Nessa equação, entrou também outro número, o dos opositores de Bolsonaro. Imediatamente, nas redes sociais, surgiram acusações de que exigir o CPF, agora, criaria atrasos na atualização dos números de óbitos, o que serviria para criar uma noção errada de redução dos casos. Os responsáveis à níveis estadual e municipal também se queixaram, alegando dificuldades para conseguir CPFs, em meio ao caos da superlotação de hospitais e postos, além de uma aparentemente custosa readequação dos formulários.

O resultado dessa conta é que o ministro revogou a decisão, deixando de lado a exigência do CPF nos relatórios diários de mortes. Mas, sejamos sinceros, deixemos de lado ideologias, por um momento apenas vamos encarar a realidade sem a necessidade de estar na torcida bolsonarista ou na antibolsonarista… A quem interessa não informar o CPF de quem morreu vítima da pandemia?

Sabemos que a corrupção existe, não sumiu diante do Coronavírus, pelo contrário. Vários casos revoltantes de fraudes e desvios, roubos que tiram de muitas pessoas a chance de sobrevivência, ocorreram e estão ocorrendo. Quanto mais garantias e fiscalização, menos golpes acontecerão. E a principal exigência é ter a documentação clara, o registro sem falhas, de todos os números da pandemia.
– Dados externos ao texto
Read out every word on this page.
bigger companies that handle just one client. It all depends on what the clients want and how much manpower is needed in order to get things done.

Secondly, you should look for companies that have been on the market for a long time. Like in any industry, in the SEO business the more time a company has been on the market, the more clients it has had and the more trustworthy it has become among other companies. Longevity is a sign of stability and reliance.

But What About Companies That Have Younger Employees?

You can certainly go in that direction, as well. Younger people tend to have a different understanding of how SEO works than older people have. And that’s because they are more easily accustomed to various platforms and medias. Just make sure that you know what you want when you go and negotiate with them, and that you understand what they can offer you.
Números não mentem, pessoas sim. E se existe o risco de vermos os esforços comprometidos pela possibilidade de mentiras por parte de pessoas desonestas, como rejeitar uma forma de garantir a verdade?

Cada morte, como tem sido dito, é mais do que um número. Mas também é verdade que, se cada vítima tem nome, também tem CPF.